At the salon Mariam is having her makeup done with a silver marker pen for eyeliner. She struggles to endure the pain. The text on the pen says: “Warning, avoid contact with eyes, can lead to blindness.”

 


Mariam and Mehti are picked up by car at the beauty salon. People gather around the car to get a glimpse of the bride.

 
 
Outside the salon the women wait in the alley to get picked up by a car. It’s not considered good taste for women to be standing out in the street. Everyone left the salon a little before me, and when I followed them out into the street it was completely empty. I stood there scratching my head until someone came and ushered me away from there and into the alley.

 
 
Mariam is very happy about getting married. She has picked her husband and she is very much in love. It is a big day. The only thing she didn’t expect was the big hoo-ha around the wedding, and all the attention she is getting. In Iran, 24 is a pretty common age to get married, at least in the bigger cities. In the country, people can be as young as 16 or 17.

 
 
Mariam has worked as an assistant at a health-care center for a year. After the marriage she must quit her job and stay at home to cook, clean, and wash for her new husband. It is not uncommon for women to have jobs, but once a woman gets married the husband is supposed to support the wife, and not the other way around, even if they’re poor. Men are vain, and he wants to look good in front of his family. I think Mariam is OK with quitting. That’s what you do when you get married.

 
 
The wedding wasn’t as grand as they can be in Iran. The bride’s parents aren’t that well-off. There was a little wedding reception at a restaurant and there was food. The bride and groom were in the praying room.

After they’re married Mariam and Mehti will move into an apartment in the Eslam Shahr area, where Mariam was born and raised. Mariam’s parents, sister, and brother live in the neighborhood too. The couple have received interior furnishing as a gift from family and friends.

 
 
A female wedding photographer takes their picture. She directs them to smell a rose and look lovingly at one another.

 
At the wedding everyone talks about how beautiful the bride is, how many kids she’ll have, if she’s been getting any decent gifts, and who the man is related to. The bride and groom are pretty much the only things people talk about.

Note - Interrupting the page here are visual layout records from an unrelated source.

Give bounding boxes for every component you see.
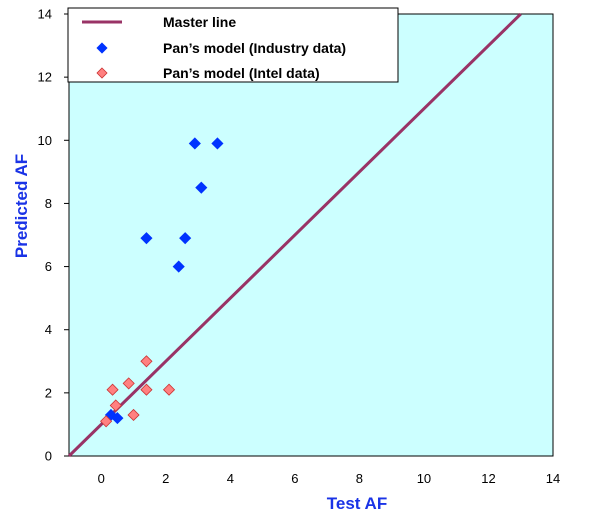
y-tick-label: 8 [45, 196, 52, 211]
data-point-marker [127, 408, 140, 422]
y-tick-label: 0 [45, 449, 52, 464]
y-tick-label: 10 [38, 133, 52, 148]
x-tick-label: 6 [291, 471, 298, 486]
data-point-marker [109, 399, 122, 412]
y-axis-title: Predicted AF [12, 154, 31, 258]
x-tick-label: 14 [546, 471, 560, 486]
data-point-marker [195, 181, 208, 194]
data-point-marker [111, 412, 124, 425]
x-tick-label: 0 [98, 471, 105, 486]
y-tick-label: 4 [45, 322, 52, 337]
x-tick-label: 4 [227, 471, 234, 486]
legend-box [67, 7, 399, 83]
data-point-marker [122, 377, 135, 390]
plot-area [68, 13, 554, 457]
data-point-marker [100, 415, 113, 428]
x-axis: 0 2 4 6 8 10 12 14 [98, 471, 561, 486]
data-point-marker [188, 137, 201, 150]
series-layer [67, 12, 522, 458]
x-tick-label: 12 [481, 471, 495, 486]
data-point-marker [140, 383, 153, 396]
legend-marker-swatch [96, 42, 108, 54]
y-tick-label: 6 [45, 259, 52, 274]
legend-label: Pan’s model (Intel data) [163, 65, 320, 81]
y-tick-label: 14 [38, 7, 52, 22]
y-tick-label: 12 [38, 70, 52, 85]
x-tick-label: 10 [417, 471, 431, 486]
data-point-marker [172, 260, 185, 273]
data-point-marker [179, 232, 192, 245]
y-tick-label: 2 [45, 385, 52, 400]
legend-label: Pan’s model (Industry data) [163, 40, 346, 56]
data-point-marker [140, 355, 153, 368]
data-point-marker [162, 383, 176, 396]
x-axis-title: Test AF [327, 494, 387, 513]
legend: Master line Pan’s model (Industry data) Pa… [67, 7, 399, 83]
master-line [67, 12, 522, 458]
x-tick-label: 2 [162, 471, 169, 486]
legend-marker-swatch [96, 67, 108, 79]
legend-label: Master line [163, 14, 236, 30]
y-axis: 0 2 4 6 8 10 12 14 [38, 7, 69, 464]
data-point-marker [106, 383, 119, 396]
data-point-marker [140, 232, 153, 245]
x-tick-label: 8 [356, 471, 363, 486]
data-point-marker [211, 137, 224, 150]
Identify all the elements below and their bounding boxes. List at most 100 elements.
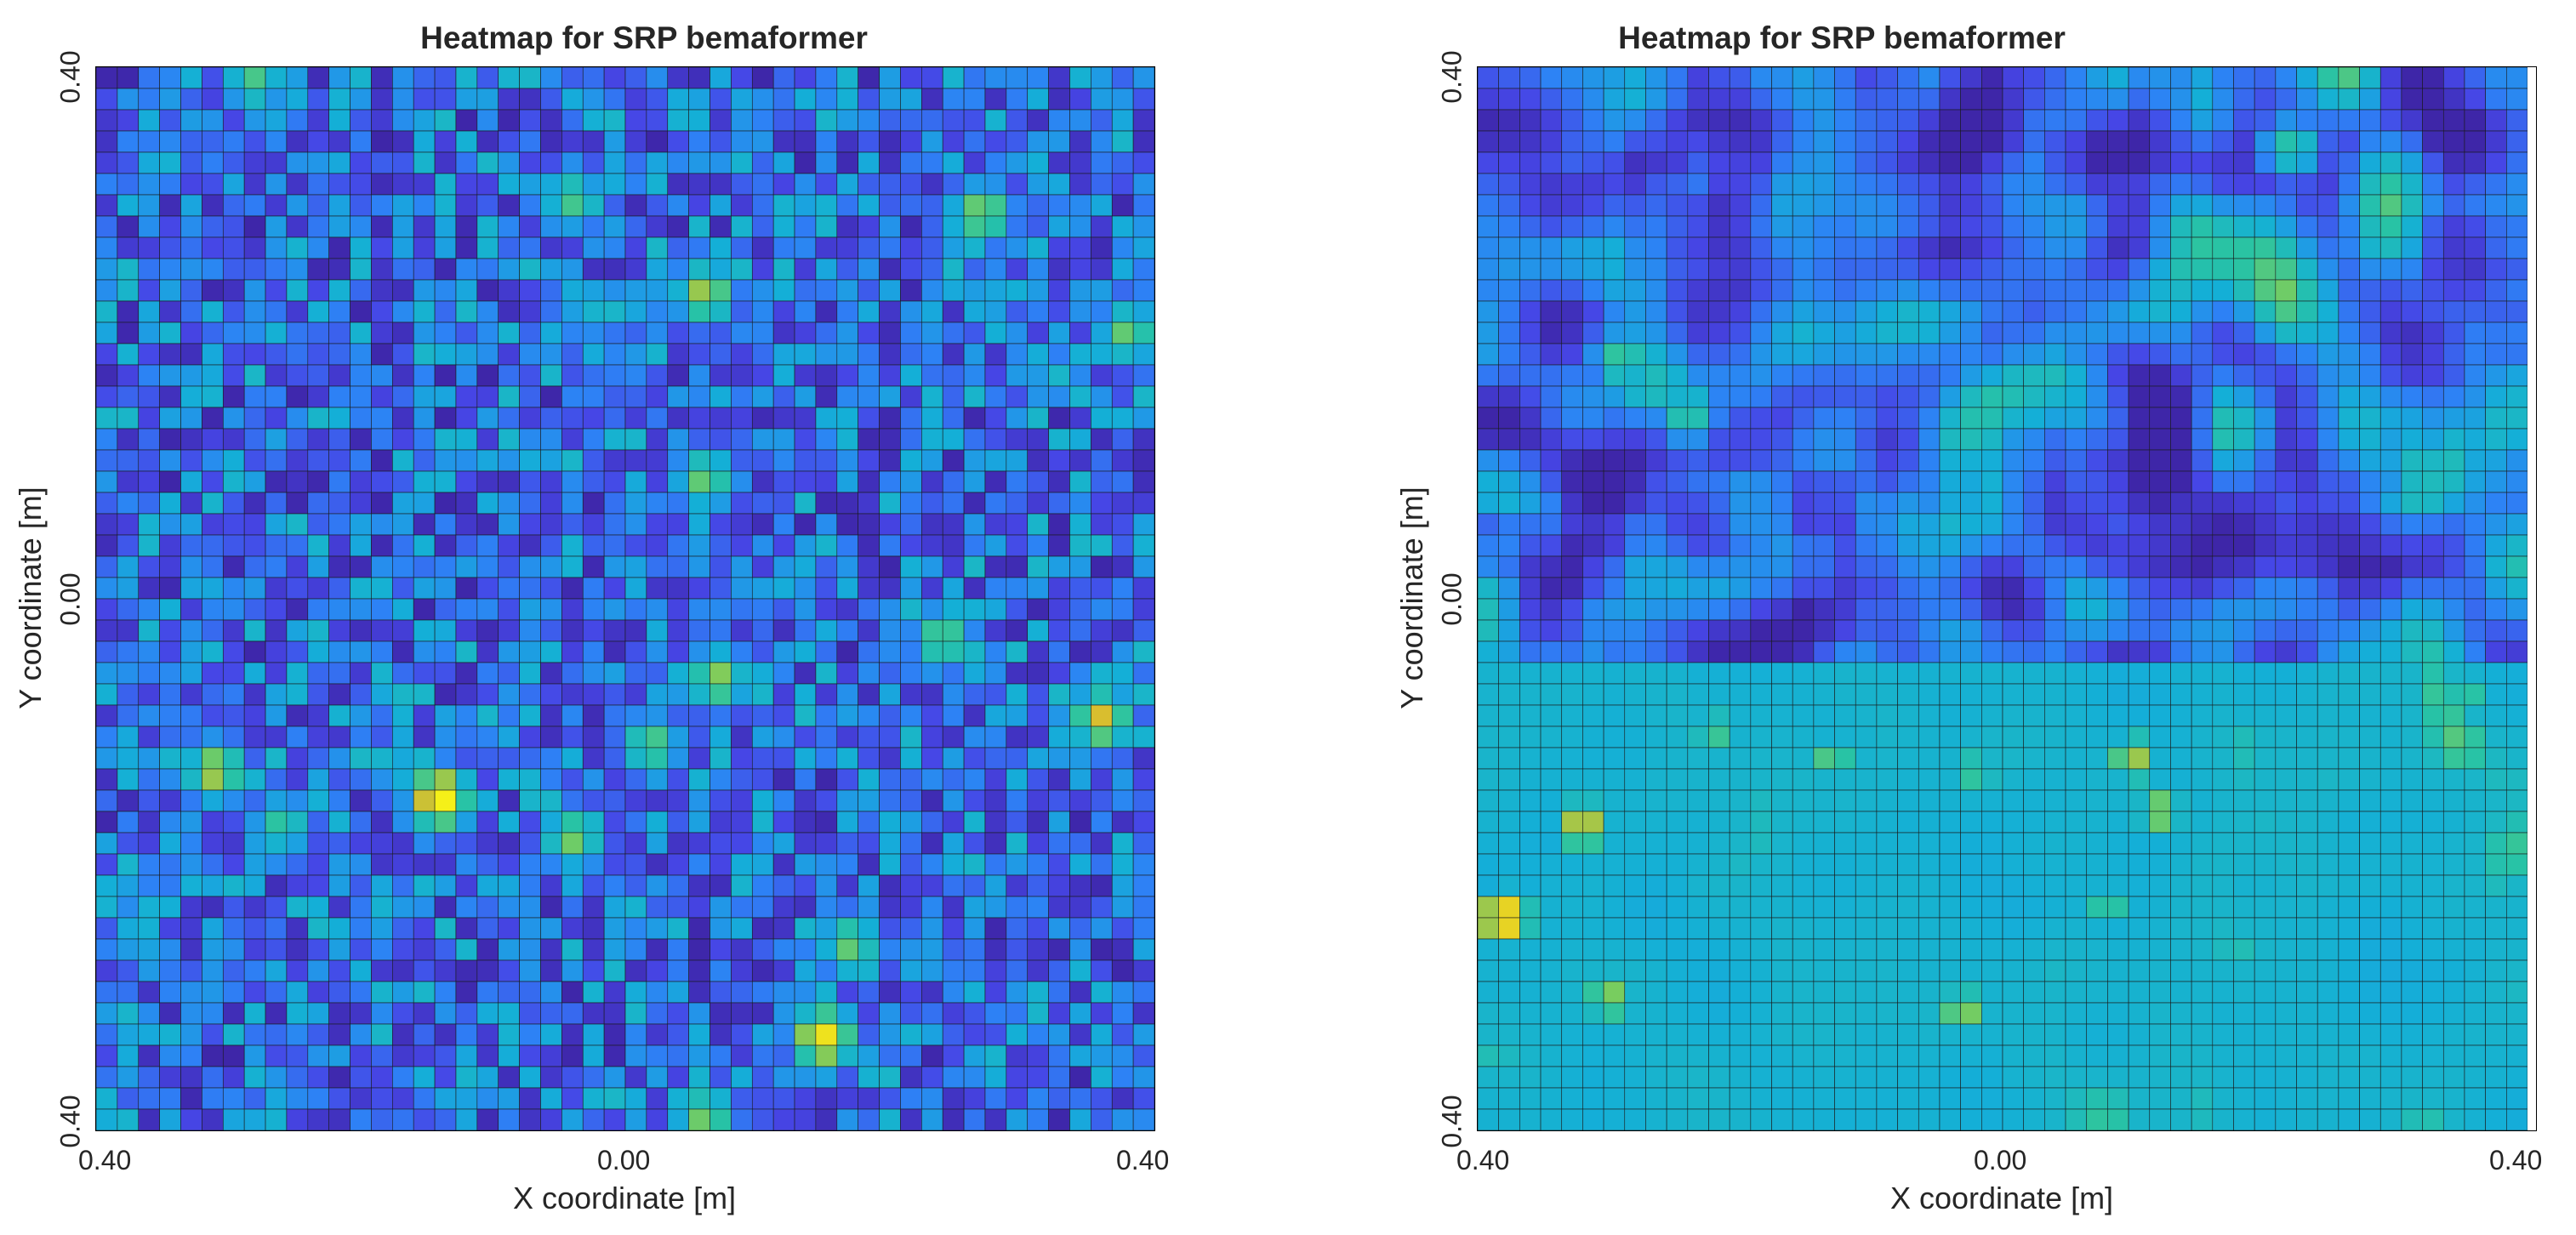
heatmap-cell bbox=[2212, 407, 2234, 430]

After the dinner the bride and groom leave the restaurant. They speed around Tehran in their car, and all their friends and relatives follow in their cars and sing and honk their horns.

 
 
When we get to the family of the bride they will slaughter a sheep and burn incense, and the bride will say good-bye to her parents. Then she leaves to go live with her husband in her new home.

 
 
Since I’m not from Iran it was hard to know what was OK behavior and what wasn’t. When you’re not at home or in a relative’s house, you have to think about how you conduct yourself. I was taking photos of my niece at a bathing house and the staff came up to me and threatened me. They forced me to delete all the photos and said that if I had ever showed them I would have been hung.

 
 
Another person I met during my trips to Iran was my sister’s daughter Eliahe. She is ten years old. They all live in Eslam Shahr, outside the southern part of Tehran. The class distinctions in Iran are clearly noticeable. This is the lower-class part of town and there are heaps of garbage everywhere and no streetlights. The residents paint the concrete walls in bright colors. In Eliahe’s yard there are flowers and butterflies painted on the walls of the house. She’s a happy kid, and she doesn’t seem to worry about the future.

 
 
This woman is watching Britney Spears on MTV, something that obviously is totally illegal.

 
 
Sedighre’s husband, Äshghär, and their first-born son Mahdi, 28, take a nap after lunch. Äshghär works as a truck driver and is married to two women. They are both named Sedighre. Mahdi owns a hairdressing salon. He works 14 hours a day, seven days a week. His dream is to move from the slum of Eslam Shahr to northern Tehran, home of the rich people.